I noticed that the send operations are finishing prematurely because the TXW
(TX FIFO needs writing)
interrupts were prematurely posting the wait
for interrupt semaphore, when instead I needed to
wait for the DONE
interrupt. After fixing this issue, I still encounter the problem were all of the
receive operations after a send operation do nothing but return an error. I'll have to debug further with more
logging.
Conclusion
The implementation for the Raspberry Pi 4B does not end here; there are significantly more peripherals that need code written. However, getting NSH to show up on boot and the system passing OSTest was enough to successfully merge my implementation into the NuttX kernel.
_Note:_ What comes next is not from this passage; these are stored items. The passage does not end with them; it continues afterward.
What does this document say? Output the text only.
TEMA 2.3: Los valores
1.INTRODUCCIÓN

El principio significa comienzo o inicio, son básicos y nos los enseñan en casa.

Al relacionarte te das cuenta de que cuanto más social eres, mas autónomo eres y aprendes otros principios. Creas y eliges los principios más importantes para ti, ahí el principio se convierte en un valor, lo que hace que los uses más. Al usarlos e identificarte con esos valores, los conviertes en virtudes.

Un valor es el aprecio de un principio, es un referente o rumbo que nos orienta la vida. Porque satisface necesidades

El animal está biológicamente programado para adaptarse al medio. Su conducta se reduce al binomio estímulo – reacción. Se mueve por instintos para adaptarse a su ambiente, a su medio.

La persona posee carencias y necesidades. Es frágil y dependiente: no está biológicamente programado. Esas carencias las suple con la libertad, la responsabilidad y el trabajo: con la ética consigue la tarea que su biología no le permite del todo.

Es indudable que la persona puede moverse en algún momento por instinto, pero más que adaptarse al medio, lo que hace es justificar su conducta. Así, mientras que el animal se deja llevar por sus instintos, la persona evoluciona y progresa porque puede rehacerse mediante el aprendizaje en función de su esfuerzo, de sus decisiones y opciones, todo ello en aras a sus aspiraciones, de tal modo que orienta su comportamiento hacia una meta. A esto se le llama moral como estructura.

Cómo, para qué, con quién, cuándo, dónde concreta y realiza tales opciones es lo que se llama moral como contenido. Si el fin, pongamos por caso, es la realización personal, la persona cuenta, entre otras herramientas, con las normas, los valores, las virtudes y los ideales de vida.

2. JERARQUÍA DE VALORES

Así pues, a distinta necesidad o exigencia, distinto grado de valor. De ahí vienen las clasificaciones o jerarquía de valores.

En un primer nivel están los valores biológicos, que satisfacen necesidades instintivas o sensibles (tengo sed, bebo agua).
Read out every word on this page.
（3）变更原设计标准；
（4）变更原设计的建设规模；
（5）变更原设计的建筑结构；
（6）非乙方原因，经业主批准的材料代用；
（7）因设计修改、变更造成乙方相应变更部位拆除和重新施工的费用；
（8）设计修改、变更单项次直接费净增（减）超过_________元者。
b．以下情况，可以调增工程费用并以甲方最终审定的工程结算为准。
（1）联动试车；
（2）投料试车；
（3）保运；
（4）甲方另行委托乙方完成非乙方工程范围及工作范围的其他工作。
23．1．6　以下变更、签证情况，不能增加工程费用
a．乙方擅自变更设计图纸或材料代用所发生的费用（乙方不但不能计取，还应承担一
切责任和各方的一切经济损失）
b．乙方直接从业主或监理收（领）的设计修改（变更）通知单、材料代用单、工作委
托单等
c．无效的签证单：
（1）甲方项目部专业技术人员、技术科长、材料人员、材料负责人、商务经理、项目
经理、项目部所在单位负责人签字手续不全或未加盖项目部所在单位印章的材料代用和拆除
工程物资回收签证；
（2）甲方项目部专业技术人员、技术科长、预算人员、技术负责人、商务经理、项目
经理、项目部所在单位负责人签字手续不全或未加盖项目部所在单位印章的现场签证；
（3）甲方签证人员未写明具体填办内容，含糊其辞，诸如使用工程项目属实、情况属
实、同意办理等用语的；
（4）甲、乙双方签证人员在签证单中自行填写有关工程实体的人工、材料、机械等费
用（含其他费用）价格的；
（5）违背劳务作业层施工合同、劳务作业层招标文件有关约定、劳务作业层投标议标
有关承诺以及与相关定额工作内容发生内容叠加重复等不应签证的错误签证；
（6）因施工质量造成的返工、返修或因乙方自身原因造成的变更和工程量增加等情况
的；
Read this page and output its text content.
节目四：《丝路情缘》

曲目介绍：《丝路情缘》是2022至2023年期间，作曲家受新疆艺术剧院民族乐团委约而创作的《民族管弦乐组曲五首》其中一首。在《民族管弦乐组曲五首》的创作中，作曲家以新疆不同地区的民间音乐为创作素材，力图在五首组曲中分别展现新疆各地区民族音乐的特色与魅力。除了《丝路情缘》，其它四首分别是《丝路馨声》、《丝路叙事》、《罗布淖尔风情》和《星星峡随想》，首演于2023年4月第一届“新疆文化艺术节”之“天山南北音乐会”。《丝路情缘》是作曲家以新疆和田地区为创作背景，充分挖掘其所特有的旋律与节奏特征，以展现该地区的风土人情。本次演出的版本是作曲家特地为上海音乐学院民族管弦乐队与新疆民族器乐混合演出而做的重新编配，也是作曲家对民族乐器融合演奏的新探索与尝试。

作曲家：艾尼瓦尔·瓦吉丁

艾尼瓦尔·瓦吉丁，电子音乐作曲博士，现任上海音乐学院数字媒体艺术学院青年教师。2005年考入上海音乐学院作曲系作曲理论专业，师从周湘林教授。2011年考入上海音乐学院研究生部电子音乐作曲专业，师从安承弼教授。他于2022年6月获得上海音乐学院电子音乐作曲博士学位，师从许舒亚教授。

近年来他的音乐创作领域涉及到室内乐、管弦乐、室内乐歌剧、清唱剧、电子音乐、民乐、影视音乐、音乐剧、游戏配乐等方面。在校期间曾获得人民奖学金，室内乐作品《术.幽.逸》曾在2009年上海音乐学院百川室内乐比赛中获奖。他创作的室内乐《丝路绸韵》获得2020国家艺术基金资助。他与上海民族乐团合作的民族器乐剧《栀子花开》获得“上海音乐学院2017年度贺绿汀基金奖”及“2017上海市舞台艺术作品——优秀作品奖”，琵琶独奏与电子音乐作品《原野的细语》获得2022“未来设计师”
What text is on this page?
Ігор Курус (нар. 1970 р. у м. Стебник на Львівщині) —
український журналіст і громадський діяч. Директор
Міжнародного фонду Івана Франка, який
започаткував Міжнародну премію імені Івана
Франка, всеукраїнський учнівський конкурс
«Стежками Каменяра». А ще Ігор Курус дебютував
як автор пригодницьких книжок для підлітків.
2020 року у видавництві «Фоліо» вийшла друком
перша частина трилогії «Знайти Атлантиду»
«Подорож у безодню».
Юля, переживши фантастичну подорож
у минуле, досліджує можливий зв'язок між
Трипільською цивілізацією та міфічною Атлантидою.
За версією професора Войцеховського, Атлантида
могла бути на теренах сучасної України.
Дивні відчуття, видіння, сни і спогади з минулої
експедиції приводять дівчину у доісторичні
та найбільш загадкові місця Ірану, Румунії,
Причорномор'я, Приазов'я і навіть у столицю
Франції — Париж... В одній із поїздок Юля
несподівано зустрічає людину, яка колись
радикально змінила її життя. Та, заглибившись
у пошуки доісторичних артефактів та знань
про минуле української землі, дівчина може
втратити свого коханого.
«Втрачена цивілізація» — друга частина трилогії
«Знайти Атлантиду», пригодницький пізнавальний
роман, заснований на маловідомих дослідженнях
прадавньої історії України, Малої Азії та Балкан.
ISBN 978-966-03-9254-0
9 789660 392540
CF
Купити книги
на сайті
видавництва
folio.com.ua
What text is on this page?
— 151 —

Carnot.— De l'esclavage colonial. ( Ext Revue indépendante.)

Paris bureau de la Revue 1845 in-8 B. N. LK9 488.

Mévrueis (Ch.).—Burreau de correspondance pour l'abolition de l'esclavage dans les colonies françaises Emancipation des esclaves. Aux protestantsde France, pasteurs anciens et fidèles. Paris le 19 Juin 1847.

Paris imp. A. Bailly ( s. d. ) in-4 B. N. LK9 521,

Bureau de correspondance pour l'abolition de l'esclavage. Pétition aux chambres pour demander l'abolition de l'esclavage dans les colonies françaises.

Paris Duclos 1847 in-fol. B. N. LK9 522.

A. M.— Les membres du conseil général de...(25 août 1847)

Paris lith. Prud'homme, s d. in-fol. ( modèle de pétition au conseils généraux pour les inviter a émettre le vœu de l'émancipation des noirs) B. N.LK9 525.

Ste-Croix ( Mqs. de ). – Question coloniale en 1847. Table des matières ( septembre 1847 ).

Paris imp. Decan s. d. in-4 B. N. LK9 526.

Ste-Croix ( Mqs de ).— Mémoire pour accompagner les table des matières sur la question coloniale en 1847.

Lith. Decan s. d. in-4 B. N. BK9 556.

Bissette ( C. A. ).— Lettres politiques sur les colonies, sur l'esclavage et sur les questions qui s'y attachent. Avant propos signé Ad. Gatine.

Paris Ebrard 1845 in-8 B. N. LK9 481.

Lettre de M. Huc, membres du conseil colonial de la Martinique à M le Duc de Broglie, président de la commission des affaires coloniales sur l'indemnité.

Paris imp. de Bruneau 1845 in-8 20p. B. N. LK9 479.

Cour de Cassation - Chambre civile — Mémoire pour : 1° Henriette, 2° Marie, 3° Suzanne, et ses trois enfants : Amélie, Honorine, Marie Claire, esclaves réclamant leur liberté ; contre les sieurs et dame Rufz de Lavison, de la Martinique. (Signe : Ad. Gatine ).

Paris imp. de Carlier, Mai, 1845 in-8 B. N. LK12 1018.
You can see the pull request here.
I may continue to make blog posts as I implement some of the remaining features. Hopefully now that the implementation is in the kernel, other people with Raspberry Pis available to them may start working on adding more support for the Pi 4B. I know this blog post was a little chaotic with me hopping between tasks any time I hit a roadblock, but hopefully it's still of some use and gave you an indication of how to troubleshoot the porting process. I anticipate future posts will be a little less chaotic since I can now pick a single peripheral to work on and hack away at it.